In our study, exposure to fine dust affected brain activity. Our limitations are that since the brain activity was evaluated after exposure to fine dust over a relatively short period of time, the effect of long-term accumulated fine dust exposure was not considered, and various concentration changes were not evaluated because the average fine dust(PM2.5) concentration was limited to 206.2 ± 7.74 μm/m3. In modern society, which has been exposed to air pollution for a long period of time, research on the relevance of each disease is continuously being conducted. Therefore, it is necessary to study brain diseases caused by exposure to ultra-fine dust for a long time[16].
Ⅴ. Conclusions
Recently, fine dust, which threatens health, has a significant impact on human health in various forms depending on the size of particles, from respiratory diseases through the lungs to cardiovascular diseases to brain diseases.

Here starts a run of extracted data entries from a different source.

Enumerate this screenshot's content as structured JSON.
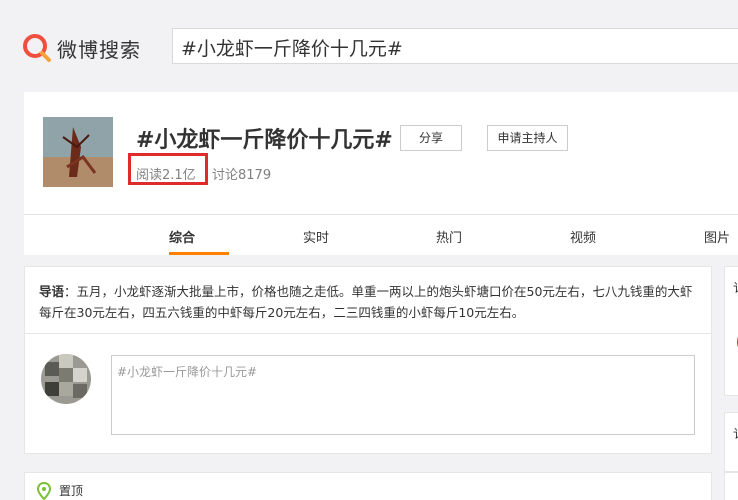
{
  "header": {
    "logo_text": "微博搜索",
    "search_value": "#小龙虾一斤降价十几元#"
  },
  "topic": {
    "title": "#小龙虾一斤降价十几元#",
    "share_label": "分享",
    "apply_host_label": "申请主持人",
    "read_label": "阅读2.1亿",
    "discuss_label": "讨论8179"
  },
  "tabs": [
    {
      "label": "综合"
    },
    {
      "label": "实时"
    },
    {
      "label": "热门"
    },
    {
      "label": "视频"
    },
    {
      "label": "图片"
    }
  ],
  "intro": {
    "prefix": "导语",
    "text": "：五月，小龙虾逐渐大批量上市，价格也随之走低。单重一两以上的炮头虾塘口价在50元左右，七八九钱重的大虾每斤在30元左右，四五六钱重的中虾每斤20元左右，二三四钱重的小虾每斤10元左右。"
  },
  "compose": {
    "placeholder": "#小龙虾一斤降价十几元#"
  },
  "pinned": {
    "label": "置顶"
  },
  "side": {
    "char1": "讠",
    "char2": "讠"
  },
  "colors": {
    "accent": "#ff8200",
    "highlight": "#e02b2b"
  }
}
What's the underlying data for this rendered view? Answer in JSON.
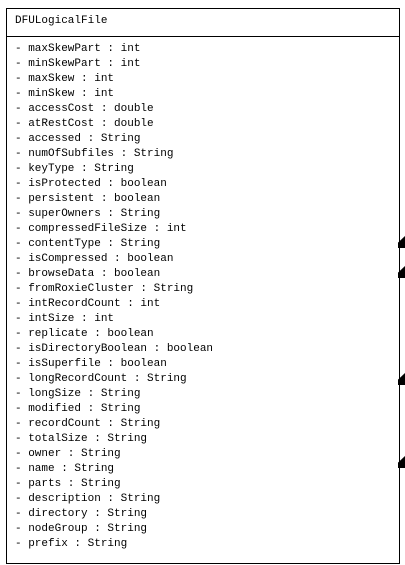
{
  "class_name": "DFULogicalFile",
  "attributes": [
    "- maxSkewPart : int",
    "- minSkewPart : int",
    "- maxSkew : int",
    "- minSkew : int",
    "- accessCost : double",
    "- atRestCost : double",
    "- accessed : String",
    "- numOfSubfiles : String",
    "- keyType : String",
    "- isProtected : boolean",
    "- persistent : boolean",
    "- superOwners : String",
    "- compressedFileSize : int",
    "- contentType : String",
    "- isCompressed : boolean",
    "- browseData : boolean",
    "- fromRoxieCluster : String",
    "- intRecordCount : int",
    "- intSize : int",
    "- replicate : boolean",
    "- isDirectoryBoolean : boolean",
    "- isSuperfile : boolean",
    "- longRecordCount : String",
    "- longSize : String",
    "- modified : String",
    "- recordCount : String",
    "- totalSize : String",
    "- owner : String",
    "- name : String",
    "- parts : String",
    "- description : String",
    "- directory : String",
    "- nodeGroup : String",
    "- prefix : String"
  ]
}
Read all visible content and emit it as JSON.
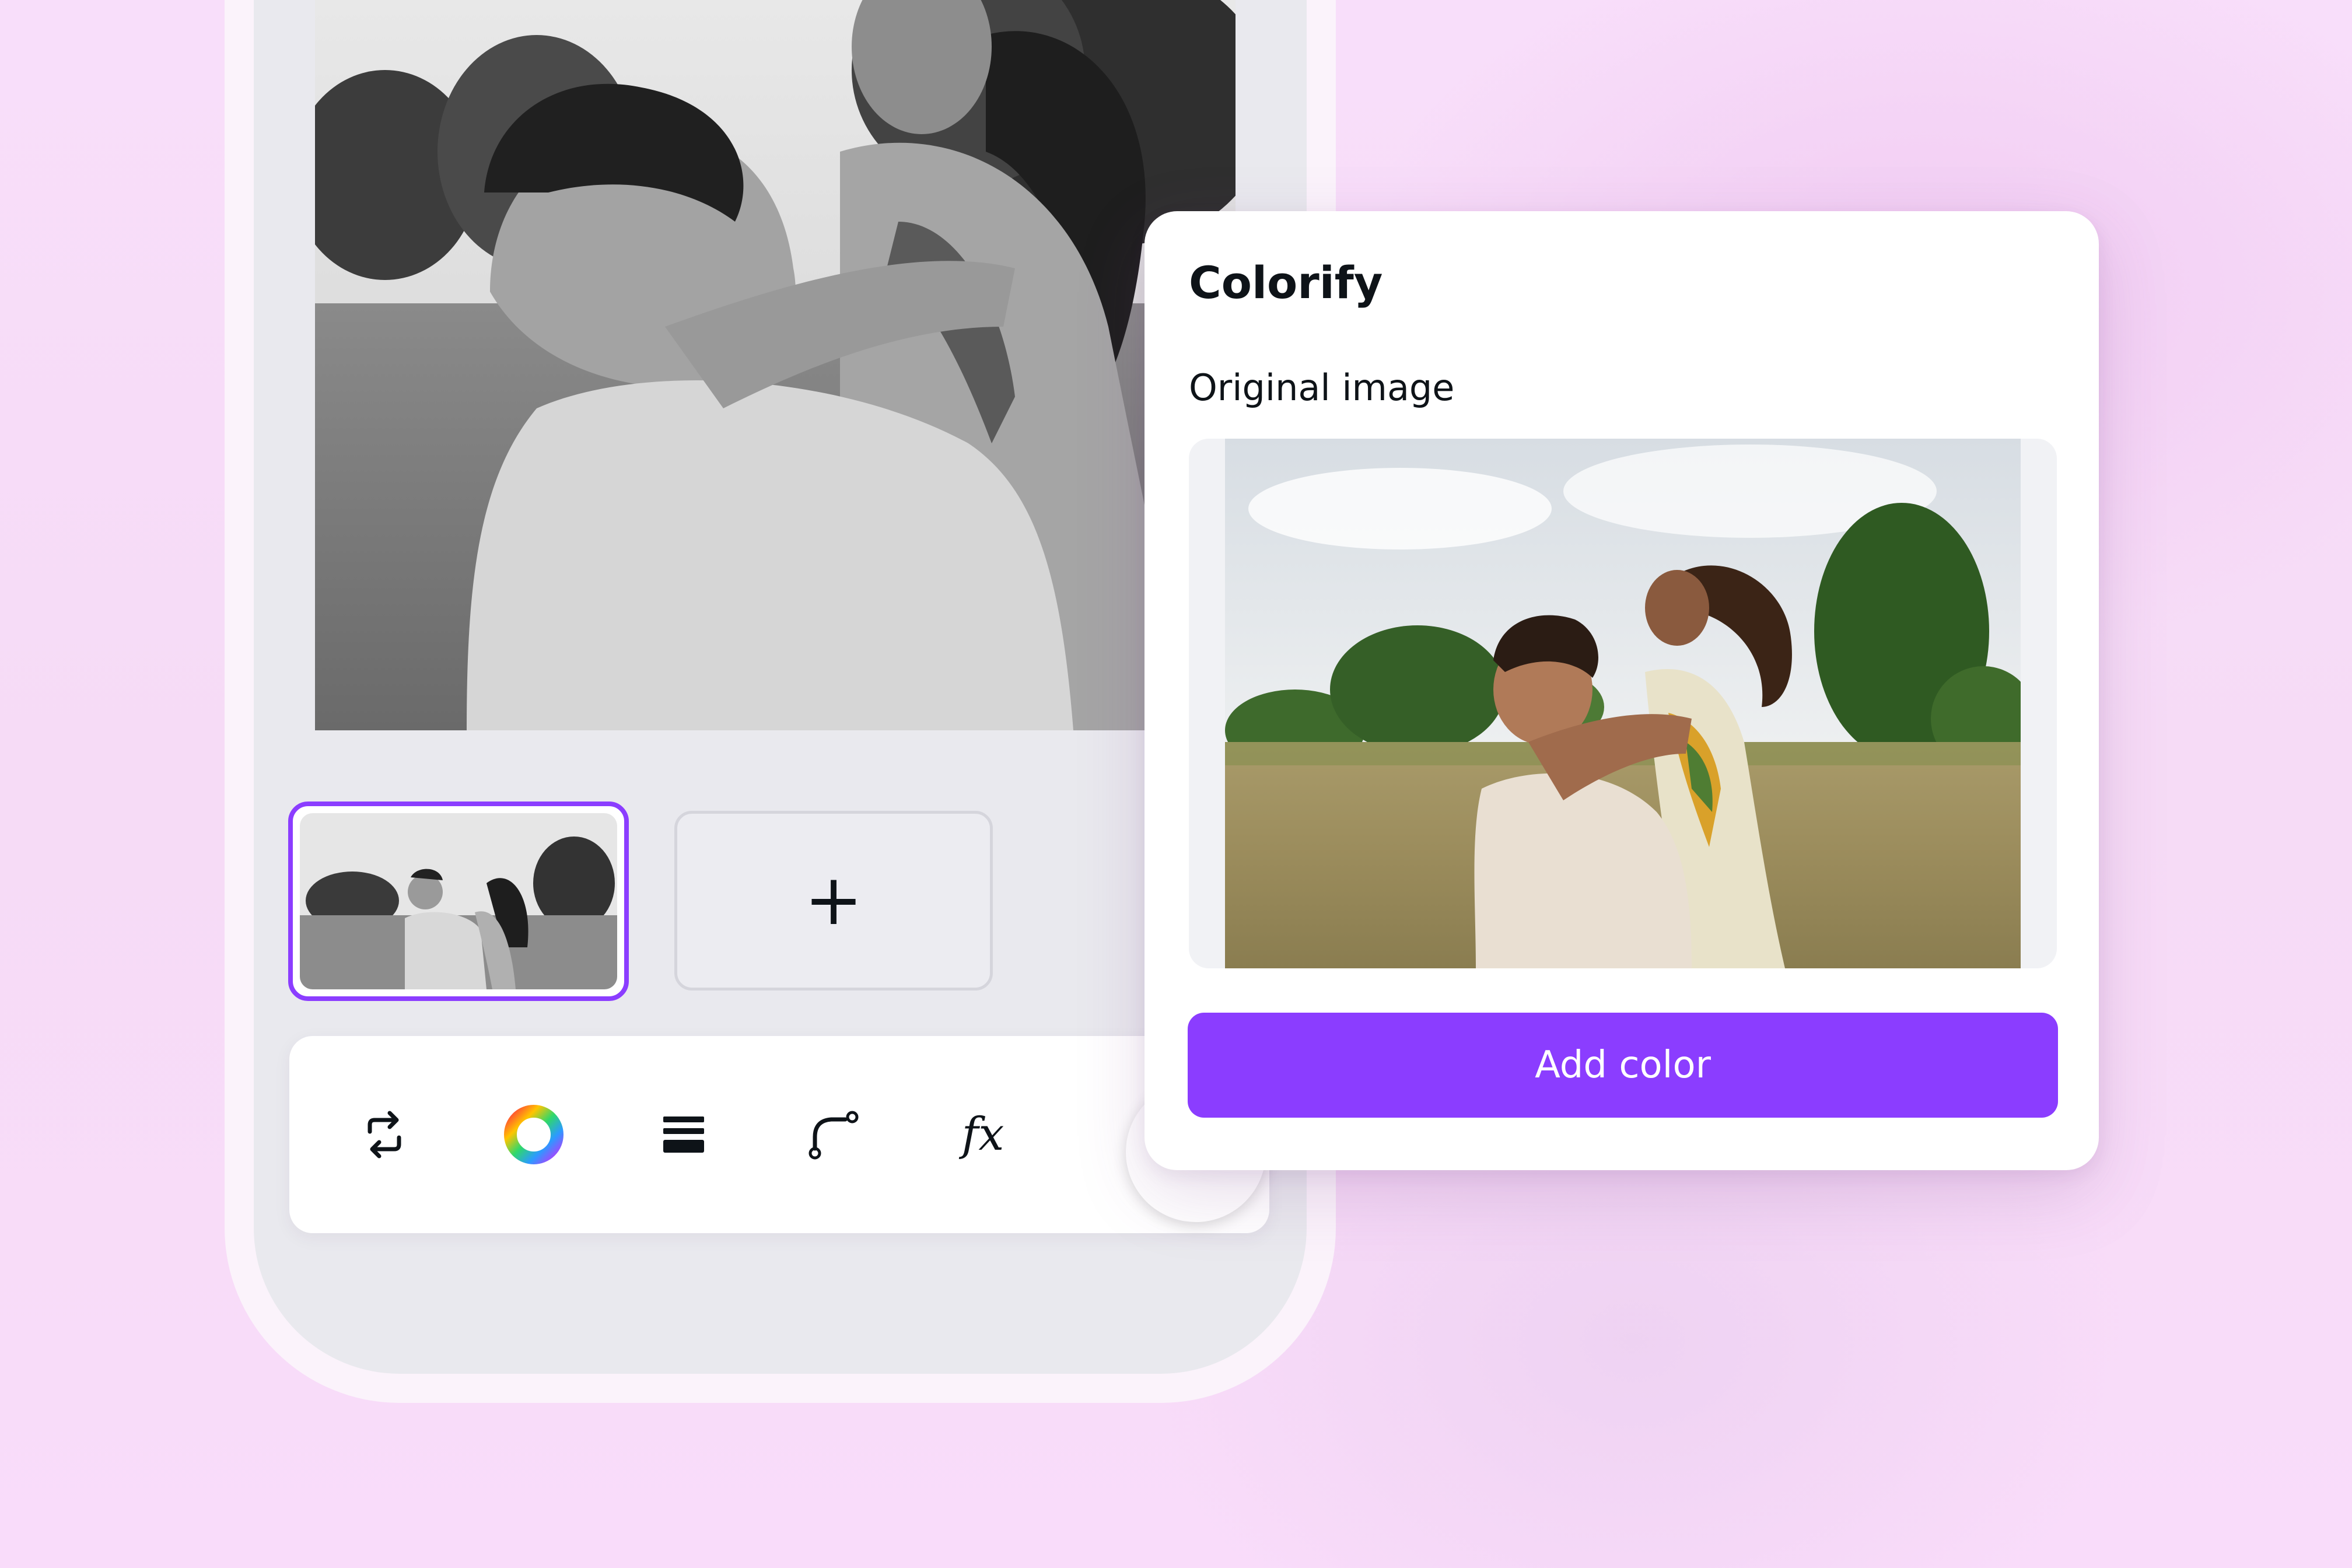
{
  "panel": {
    "title": "Colorify",
    "subtitle": "Original image",
    "cta_label": "Add color"
  },
  "canvas": {
    "add_page_glyph": "+"
  },
  "toolbar": {
    "tools": [
      {
        "icon": "replace-icon"
      },
      {
        "icon": "color-wheel-icon"
      },
      {
        "icon": "position-layers-icon"
      },
      {
        "icon": "path-curve-icon"
      },
      {
        "icon": "effects-fx-icon",
        "label": "fx"
      }
    ]
  },
  "colors": {
    "accent": "#8b3dff",
    "panel_bg": "#ffffff",
    "screen_bg": "#e9e9ee",
    "text": "#0e1318"
  }
}
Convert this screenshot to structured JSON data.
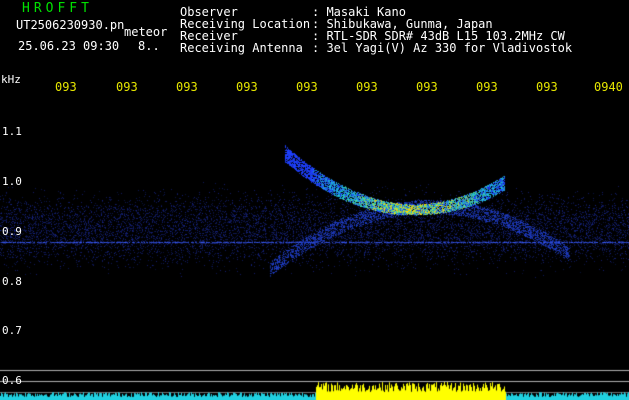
{
  "app": {
    "name": "HROFFT",
    "filename": "UT2506230930.pn",
    "mode": "meteor",
    "datetime": "25.06.23 09:30",
    "counter": "8.."
  },
  "header": {
    "rows": [
      {
        "label": "Observer",
        "value": ": Masaki Kano"
      },
      {
        "label": "Receiving Location",
        "value": ": Shibukawa, Gunma, Japan"
      },
      {
        "label": "Receiver",
        "value": ": RTL-SDR SDR# 43dB L15 103.2MHz CW"
      },
      {
        "label": "Receiving Antenna",
        "value": ": 3el Yagi(V) Az 330 for Vladivostok"
      }
    ]
  },
  "axes": {
    "y_unit": "kHz",
    "y_ticks": [
      "1.1",
      "1.0",
      "0.9",
      "0.8",
      "0.7",
      "0.6"
    ],
    "x_ticks": [
      "093",
      "093",
      "093",
      "093",
      "093",
      "093",
      "093",
      "093",
      "093",
      "0940"
    ]
  },
  "colors": {
    "background": "#000000",
    "text_green": "#00e000",
    "text_white": "#ffffff",
    "text_yellow": "#e6e600",
    "signal_low": "#1e2aa0",
    "signal_mid": "#20c0d0",
    "signal_high": "#ffe000",
    "level_bar": "#20d0e0",
    "level_peak": "#ffff00"
  }
}
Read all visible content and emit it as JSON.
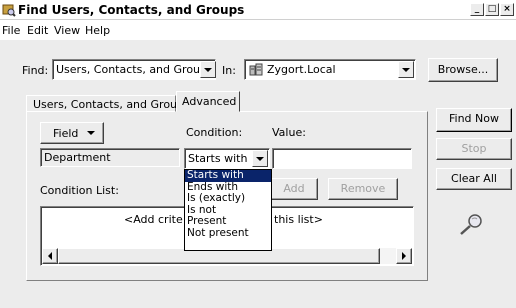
{
  "window": {
    "title": "Find Users, Contacts, and Groups",
    "buttons": [
      "_",
      "□",
      "×"
    ]
  },
  "menu": [
    "File",
    "Edit",
    "View",
    "Help"
  ],
  "find_row": {
    "find_label": "Find:",
    "find_value": "Users, Contacts, and Groups",
    "in_label": "In:",
    "in_value": "Zygort.Local",
    "browse_label": "Browse..."
  },
  "tabs": [
    "Users, Contacts, and Groups",
    "Advanced"
  ],
  "advanced": {
    "field_button": "Field",
    "condition_label": "Condition:",
    "value_label": "Value:",
    "field_value": "Department",
    "condition_value": "Starts with",
    "value_value": "",
    "condition_list_label": "Condition List:",
    "add_button": "Add",
    "remove_button": "Remove",
    "list_placeholder": "<Add criteria from above to this list>",
    "visible_left": "<Add crite",
    "visible_right": "this list>"
  },
  "condition_options": [
    "Starts with",
    "Ends with",
    "Is (exactly)",
    "Is not",
    "Present",
    "Not present"
  ],
  "side_buttons": {
    "find_now": "Find Now",
    "stop": "Stop",
    "clear_all": "Clear All"
  },
  "icons": {
    "app": "find-users-icon",
    "domain": "domain-icon",
    "search_anim": "magnifier-icon"
  }
}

Until now, there have been reports that fine dust affects stroke and brain nervous system, but there have been difficulties in clinical application due to few previous studies. However, through this study, it was possible to confirm the correlation between fine dust and brain activity through the lungs.
Therefore, since modern society has a population distribution with weak immunity as it ages, the occurrence of fine dust should be lowered as much as possible, and various clinical studies of brain diseases caused by exposure to fine dust should be preceded.